L’annonce des résultats provisoires a vite été suivie de tirs en l’air à l’arme légère à N’Djamena, dans le quartier où siège le parti de Succès Masra. Une manifestation de joie, mais aussi un moyen de dissuader les gens de se rassembler. D’ailleurs, les rues ont rapidement été désertées. Pendant ce temps, près du palais présidentiel, de nombreux partisans de Mahamat Idriss Déby fêtaient sa victoire.

Selon le quotidien, Succès Masra avait revendiqué la victoire avant la proclamation des résultats officiels. Dans un long discours sur Facebook, il accusait par avance le camp Déby d’avoir truqué les résultats. Lors de son intervention, il a aussi appelé les Tchadiens à “ne pas se laisser voler la victoire” et à la “prouver” en “se mobilisant pacifiquement, mais fermement”. De son côté, Mahamat Idriss Déby a déclaré : “Je suis désormais le président élu de tous les Tchadiens.” Dans son court discours, il a simplement promis qu’il mettrait en œuvre ses “engagements”.

Un des États les plus pauvres du monde

Le scrutin devait mettre un terme une transition militaire de trois ans.
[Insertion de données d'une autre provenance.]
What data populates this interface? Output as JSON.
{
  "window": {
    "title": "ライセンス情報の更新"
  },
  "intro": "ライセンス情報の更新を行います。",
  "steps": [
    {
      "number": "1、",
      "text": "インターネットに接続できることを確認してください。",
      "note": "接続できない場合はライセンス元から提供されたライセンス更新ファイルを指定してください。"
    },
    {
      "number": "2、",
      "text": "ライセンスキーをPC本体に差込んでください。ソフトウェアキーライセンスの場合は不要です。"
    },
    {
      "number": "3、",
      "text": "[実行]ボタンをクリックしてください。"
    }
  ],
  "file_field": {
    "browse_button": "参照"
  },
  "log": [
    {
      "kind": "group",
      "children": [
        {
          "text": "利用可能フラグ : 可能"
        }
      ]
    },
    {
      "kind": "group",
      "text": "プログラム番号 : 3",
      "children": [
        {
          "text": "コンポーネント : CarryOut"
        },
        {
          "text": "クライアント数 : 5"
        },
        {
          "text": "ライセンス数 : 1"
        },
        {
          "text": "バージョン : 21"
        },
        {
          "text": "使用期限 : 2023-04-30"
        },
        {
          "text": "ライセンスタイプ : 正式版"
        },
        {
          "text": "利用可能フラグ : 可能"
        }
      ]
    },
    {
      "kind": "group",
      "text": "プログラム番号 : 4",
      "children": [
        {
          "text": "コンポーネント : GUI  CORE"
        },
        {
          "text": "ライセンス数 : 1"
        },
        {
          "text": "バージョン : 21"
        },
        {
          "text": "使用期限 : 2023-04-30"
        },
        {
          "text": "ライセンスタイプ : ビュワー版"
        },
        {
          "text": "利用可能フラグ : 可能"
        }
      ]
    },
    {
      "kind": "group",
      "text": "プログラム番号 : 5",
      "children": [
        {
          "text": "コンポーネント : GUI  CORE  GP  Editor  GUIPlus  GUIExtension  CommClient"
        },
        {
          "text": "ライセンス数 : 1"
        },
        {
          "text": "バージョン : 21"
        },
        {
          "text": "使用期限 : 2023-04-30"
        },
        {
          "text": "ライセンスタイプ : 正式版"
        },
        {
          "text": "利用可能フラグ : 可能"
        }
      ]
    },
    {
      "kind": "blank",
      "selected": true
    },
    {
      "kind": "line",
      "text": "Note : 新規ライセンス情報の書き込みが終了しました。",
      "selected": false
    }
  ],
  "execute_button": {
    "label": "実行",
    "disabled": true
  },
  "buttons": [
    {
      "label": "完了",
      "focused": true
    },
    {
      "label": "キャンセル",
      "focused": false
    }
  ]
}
Beaucoup d’observateurs l’estimaient joué d’avance en faveur du général, proclamé chef pour remplacer son père, Idriss Déby Itno, tué par des rebelles alors qu’il se rendait sur le front. Idriss Déby Itno avait dirigé d’une main de fer, pendant trois décennies, le Tchad qui figure parmi les États les plus pauvres du monde. Farouche opposant des Déby, Succès Masra avait finalement rallié la junte. Il avait été nommé Premier ministre quatre mois avant la présidentielle.

Son choix avait suscité la colère du reste de l’opposition, muselée et violemment réprimée. Elle avait traité Succès Masra de “traître” et affirmait qu’il se présentait à la présidentielle pour “donner un vernis démocratique et pluraliste” à un scrutin joué d’avance. Mais pendant la campagne, Succès Masra a créé la surprise en rassemblant des foules considérables. Si bien que, si les partisans de l’économiste protestent, cela pourrait déboucher sur des violences meurtrières, les manifestations de l’opposition étant systématiquement réprimées.